Anzhelika Vetoshkina

Personal information
- Full name: Anzhelika Aristakovna Vetoshkina
- Nationality: Russian
- Born: 5 December 1994 (age 31) Izhevsk, Udmurtia, Russia
- Height: 153 cm (5 ft 0 in)
- Weight: 53 kg (117 lb)

Sport
- Country: Russia
- Sport: Amateur wrestling
- Event: Freestyle

Medal record
Women's freestyle wrestling
Representing Russia
Individual World Cup
| Bronze medal – third place | 2020 Belgrade | 53 kg |
Golden Grand Prix Ivan Yarygin
| Silver medal – second place | 2019 Krasnoyarsk | 50 kg |
| Bronze medal – third place | 2018 Krasnoyarsk | 50 kg |
| Bronze medal – third place | 2020 Krasnoyarsk | 50 kg |

= Anzhelika Vetoshkina =

Russian freestyle wrestler

Anzhelika Vetoshkina (born 5 December 1994) is a female Russian freestyle wrestler of Udmurt heritage.

In 2018, Vetoshkina won one of the bronze medals in the women's 50 kg event at the Klippan Lady Open in Klippan, Sweden. In the same year, she also competed in the women's freestyle 50 kg event at the 2018 World Wrestling Championships held in Budapest, Hungary.
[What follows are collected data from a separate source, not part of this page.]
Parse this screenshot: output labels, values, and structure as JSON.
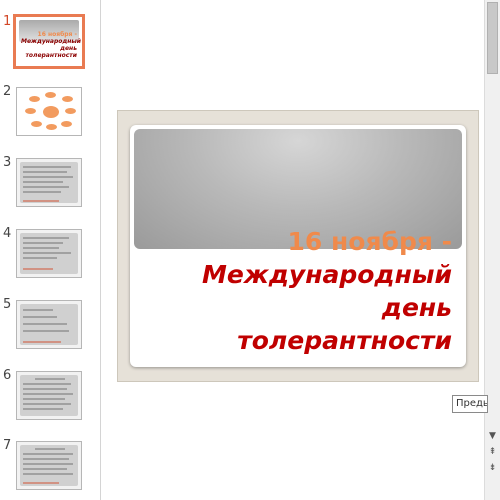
{
  "thumbnails": [
    {
      "number": "1",
      "active": true,
      "kind": "title",
      "title_line1": "16 ноября -",
      "title_line2": "Международный",
      "title_line3": "день",
      "title_line4": "толерантности"
    },
    {
      "number": "2",
      "active": false,
      "kind": "diagram"
    },
    {
      "number": "3",
      "active": false,
      "kind": "text"
    },
    {
      "number": "4",
      "active": false,
      "kind": "text"
    },
    {
      "number": "5",
      "active": false,
      "kind": "text"
    },
    {
      "number": "6",
      "active": false,
      "kind": "text"
    },
    {
      "number": "7",
      "active": false,
      "kind": "text"
    }
  ],
  "slide": {
    "title_line1": "16 ноября -",
    "title_line2": "Международный",
    "title_line3": "день",
    "title_line4": "толерантности"
  },
  "tooltip": {
    "text": "Предыд"
  },
  "scrollbar": {
    "down_icon": "▼",
    "prev_slide_icon": "⇞",
    "next_slide_icon": "⇟"
  },
  "colors": {
    "accent_orange": "#f08a4b",
    "title_red": "#c00000",
    "active_thumb_border": "#e97b52"
  }
}
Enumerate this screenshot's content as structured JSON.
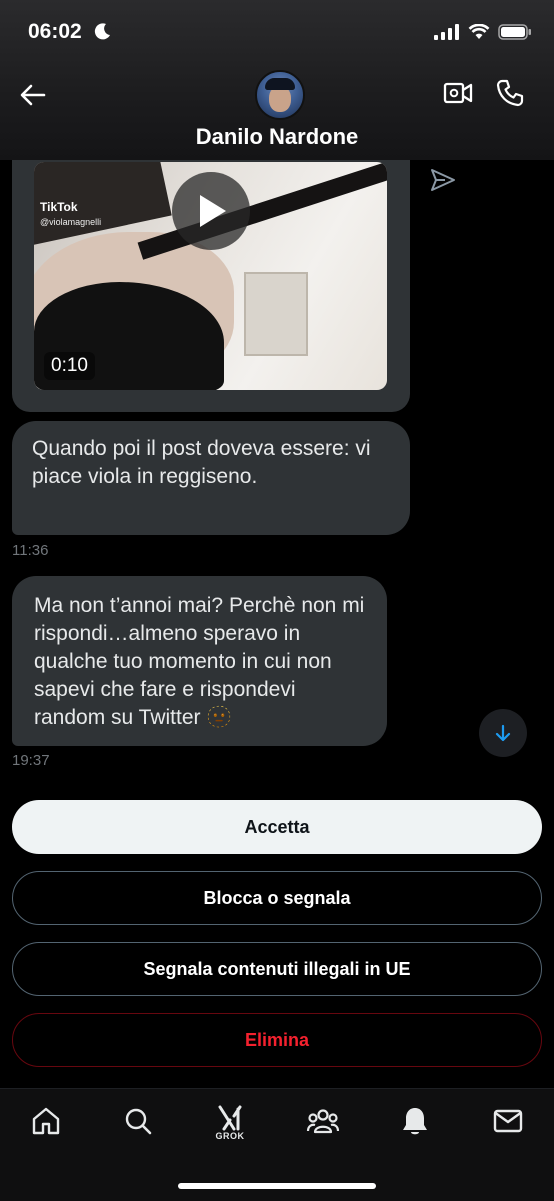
{
  "status_bar": {
    "time": "06:02"
  },
  "header": {
    "contact_name": "Danilo Nardone"
  },
  "media_message": {
    "watermark_logo": "TikTok",
    "watermark_user": "@violamagnelli",
    "duration": "0:10"
  },
  "messages": [
    {
      "text": "Quando poi il post doveva essere: vi piace viola in reggiseno.",
      "time": "11:36"
    },
    {
      "text": "Ma non t’annoi mai? Perchè non mi rispondi…almeno speravo in qualche tuo momento in cui non sapevi che fare e rispondevi random su Twitter 🫥",
      "time": "19:37"
    }
  ],
  "actions": {
    "accept": "Accetta",
    "block_report": "Blocca o segnala",
    "report_illegal": "Segnala contenuti illegali in UE",
    "delete": "Elimina"
  },
  "bottom_nav": {
    "grok_label": "GROK"
  },
  "colors": {
    "background": "#000000",
    "bubble": "#2f3336",
    "accent": "#1d9bf0",
    "danger": "#f4212e"
  }
}
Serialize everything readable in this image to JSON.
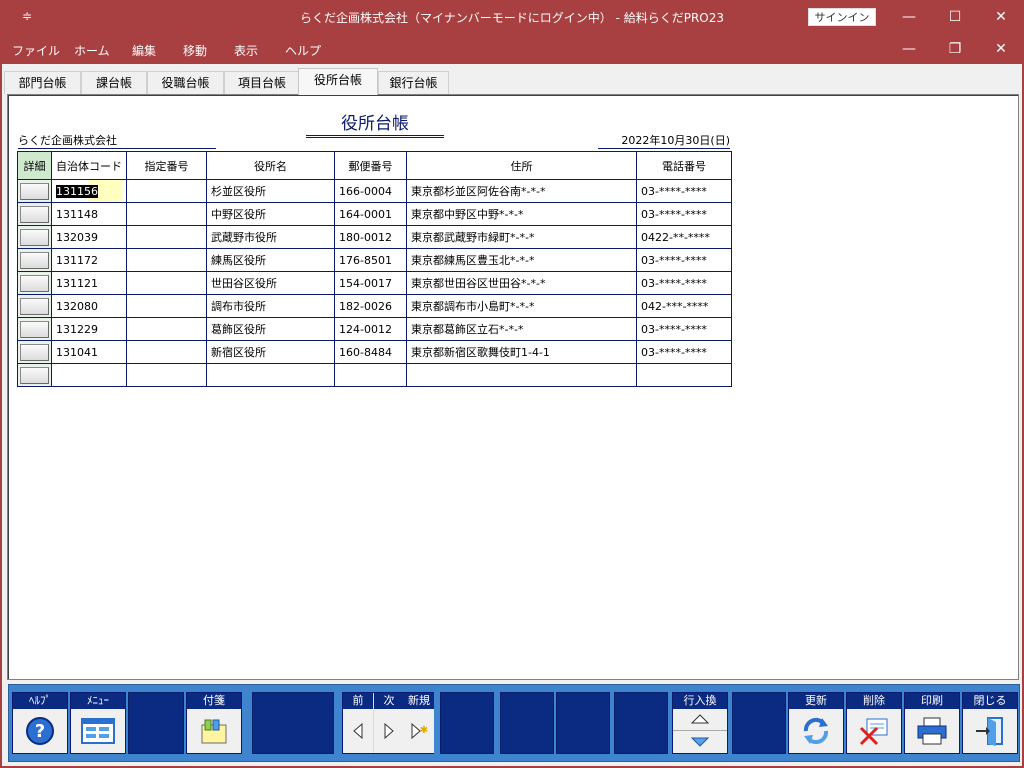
{
  "window": {
    "sysmenu_glyph": "≑",
    "title": "らくだ企画株式会社（マイナンバーモードにログイン中） - 給料らくだPRO23",
    "signin_label": "サインイン",
    "minimize_glyph": "—",
    "maximize_glyph": "☐",
    "close_glyph": "✕"
  },
  "menu": {
    "items": [
      "ファイル",
      "ホーム",
      "編集",
      "移動",
      "表示",
      "ヘルプ"
    ],
    "mdi_min": "—",
    "mdi_restore": "❐",
    "mdi_close": "✕"
  },
  "tabs": [
    "部門台帳",
    "課台帳",
    "役職台帳",
    "項目台帳",
    "役所台帳",
    "銀行台帳"
  ],
  "active_tab": "役所台帳",
  "form": {
    "heading": "役所台帳",
    "company": "らくだ企画株式会社",
    "date": "2022年10月30日(日)"
  },
  "table": {
    "columns": [
      "詳細",
      "自治体コード",
      "指定番号",
      "役所名",
      "郵便番号",
      "住所",
      "電話番号"
    ],
    "rows": [
      {
        "code": "131156",
        "designation": "",
        "office": "杉並区役所",
        "zip": "166-0004",
        "address": "東京都杉並区阿佐谷南*-*-*",
        "phone": "03-****-****"
      },
      {
        "code": "131148",
        "designation": "",
        "office": "中野区役所",
        "zip": "164-0001",
        "address": "東京都中野区中野*-*-*",
        "phone": "03-****-****"
      },
      {
        "code": "132039",
        "designation": "",
        "office": "武蔵野市役所",
        "zip": "180-0012",
        "address": "東京都武蔵野市緑町*-*-*",
        "phone": "0422-**-****"
      },
      {
        "code": "131172",
        "designation": "",
        "office": "練馬区役所",
        "zip": "176-8501",
        "address": "東京都練馬区豊玉北*-*-*",
        "phone": "03-****-****"
      },
      {
        "code": "131121",
        "designation": "",
        "office": "世田谷区役所",
        "zip": "154-0017",
        "address": "東京都世田谷区世田谷*-*-*",
        "phone": "03-****-****"
      },
      {
        "code": "132080",
        "designation": "",
        "office": "調布市役所",
        "zip": "182-0026",
        "address": "東京都調布市小島町*-*-*",
        "phone": "042-***-****"
      },
      {
        "code": "131229",
        "designation": "",
        "office": "葛飾区役所",
        "zip": "124-0012",
        "address": "東京都葛飾区立石*-*-*",
        "phone": "03-****-****"
      },
      {
        "code": "131041",
        "designation": "",
        "office": "新宿区役所",
        "zip": "160-8484",
        "address": "東京都新宿区歌舞伎町1-4-1",
        "phone": "03-****-****"
      },
      {
        "code": "",
        "designation": "",
        "office": "",
        "zip": "",
        "address": "",
        "phone": ""
      }
    ]
  },
  "toolbar": {
    "help": "ﾍﾙﾌﾟ",
    "menu": "ﾒﾆｭｰ",
    "sticky": "付箋",
    "prev": "前",
    "next": "次",
    "new": "新規",
    "row_swap": "行入換",
    "update": "更新",
    "delete": "削除",
    "print": "印刷",
    "close": "閉じる"
  }
}
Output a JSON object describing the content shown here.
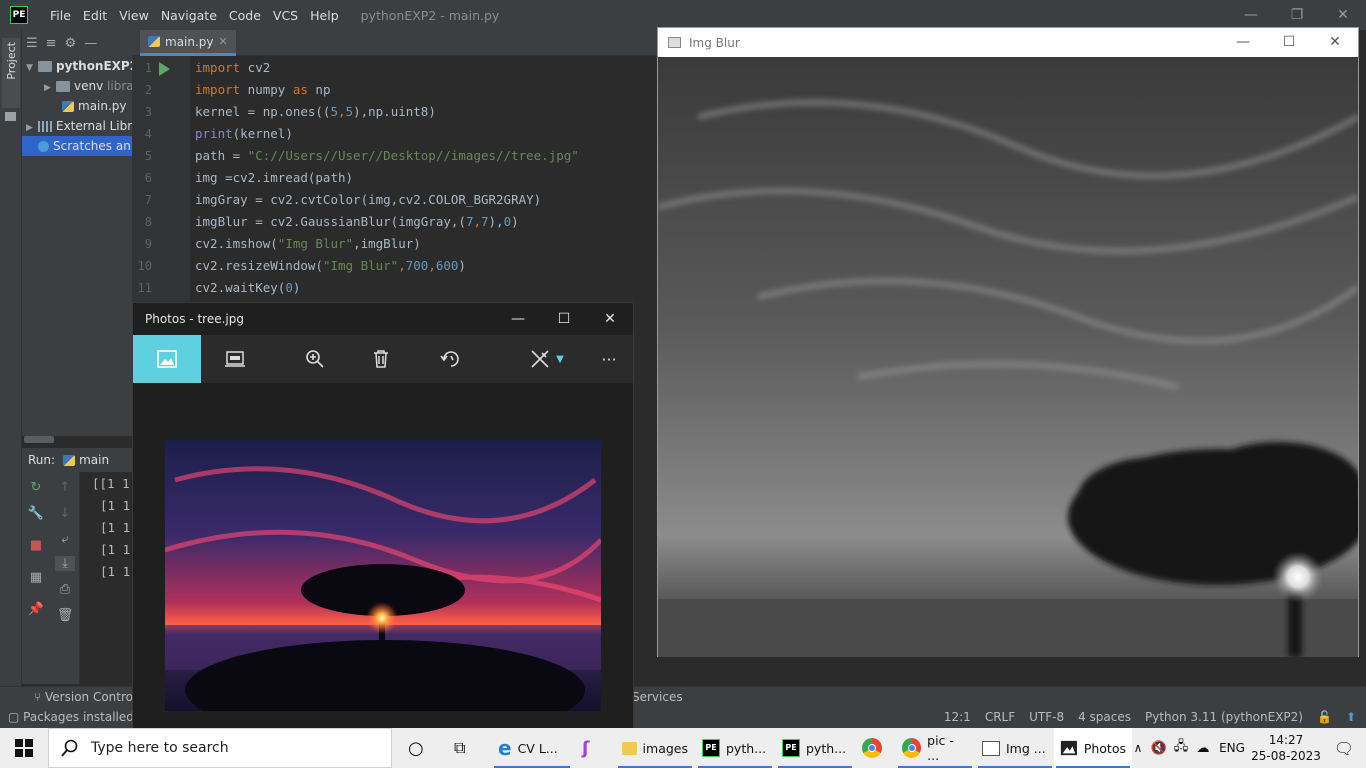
{
  "ide": {
    "logo": "PE",
    "menu": [
      "File",
      "Edit",
      "View",
      "Navigate",
      "Code",
      "VCS",
      "Help"
    ],
    "title": "pythonEXP2 - main.py",
    "project_tab": "Project",
    "tree": {
      "root": "pythonEXP2",
      "venv": "venv",
      "venv_hint": "libra",
      "main_file": "main.py",
      "external": "External Libra",
      "scratches": "Scratches an"
    },
    "editor_tab": "main.py",
    "code_lines": [
      {
        "n": "1",
        "text": ""
      },
      {
        "n": "2",
        "text": ""
      },
      {
        "n": "3",
        "text": ""
      },
      {
        "n": "4",
        "text": ""
      },
      {
        "n": "5",
        "text": ""
      },
      {
        "n": "6",
        "text": ""
      },
      {
        "n": "7",
        "text": ""
      },
      {
        "n": "8",
        "text": ""
      },
      {
        "n": "9",
        "text": ""
      },
      {
        "n": "10",
        "text": ""
      },
      {
        "n": "11",
        "text": ""
      }
    ],
    "code": {
      "l1_kw": "import",
      "l1_rest": " cv2",
      "l2_kw": "import",
      "l2_mid": " numpy ",
      "l2_as": "as",
      "l2_rest": " np",
      "l3_a": "kernel = np.ones((",
      "l3_n1": "5",
      "l3_c": ",",
      "l3_n2": "5",
      "l3_b": "),np.uint8)",
      "l4_bi": "print",
      "l4_rest": "(kernel)",
      "l5_a": "path = ",
      "l5_str": "\"C://Users//User//Desktop//images//tree.jpg\"",
      "l6": "img =cv2.imread(path)",
      "l7": "imgGray = cv2.cvtColor(img,cv2.COLOR_BGR2GRAY)",
      "l8_a": "imgBlur = cv2.GaussianBlur(imgGray,(",
      "l8_n1": "7",
      "l8_c": ",",
      "l8_n2": "7",
      "l8_b": "),",
      "l8_n3": "0",
      "l8_e": ")",
      "l9_a": "cv2.imshow(",
      "l9_str": "\"Img Blur\"",
      "l9_b": ",imgBlur)",
      "l10_a": "cv2.resizeWindow(",
      "l10_str": "\"Img Blur\"",
      "l10_c": ",",
      "l10_n1": "700",
      "l10_c2": ",",
      "l10_n2": "600",
      "l10_e": ")",
      "l11_a": "cv2.waitKey(",
      "l11_n": "0",
      "l11_e": ")"
    },
    "run_label": "Run:",
    "run_tab": "main",
    "console": [
      "[[1 1",
      "[1 1",
      "[1 1",
      "[1 1",
      "[1 1"
    ],
    "version_control": "Version Control",
    "services": "Services",
    "status_msg": "Packages installed su",
    "status": {
      "position": "12:1",
      "line_sep": "CRLF",
      "encoding": "UTF-8",
      "indent": "4 spaces",
      "interpreter": "Python 3.11 (pythonEXP2)"
    }
  },
  "blur_window": {
    "title": "Img Blur",
    "controls": [
      "—",
      "☐",
      "✕"
    ]
  },
  "photos_window": {
    "title": "Photos - tree.jpg",
    "controls": [
      "—",
      "☐",
      "✕"
    ],
    "more": "···"
  },
  "taskbar": {
    "search_placeholder": "Type here to search",
    "items": [
      {
        "label": "CV L..."
      },
      {
        "label": ""
      },
      {
        "label": "images"
      },
      {
        "label": "pyth..."
      },
      {
        "label": "pyth..."
      },
      {
        "label": ""
      },
      {
        "label": "pic - ..."
      },
      {
        "label": "Img ..."
      },
      {
        "label": "Photos"
      }
    ],
    "lang": "ENG",
    "time": "14:27",
    "date": "25-08-2023"
  },
  "colors": {
    "accent": "#3b78d8",
    "photos_accent": "#5fd0e0",
    "ide_bg": "#2b2b2b",
    "ide_panel": "#3c3f41"
  }
}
She was eliminated in her second match by Sun Yanan of China.

In 2019, Vetoshkina competed in the women's freestyle 50 kg event at the 2019 European Games held in Minsk, Belarus. She was eliminated in her first match by Miglena Selishka of Bulgaria.

In 2020, she won one of the bronze medals in the women's 53 kg event at the 2020 Individual Wrestling World Cup held in Belgrade, Serbia.

In 2022, she competed at the Yasar Dogu Tournament held in Istanbul, Turkey.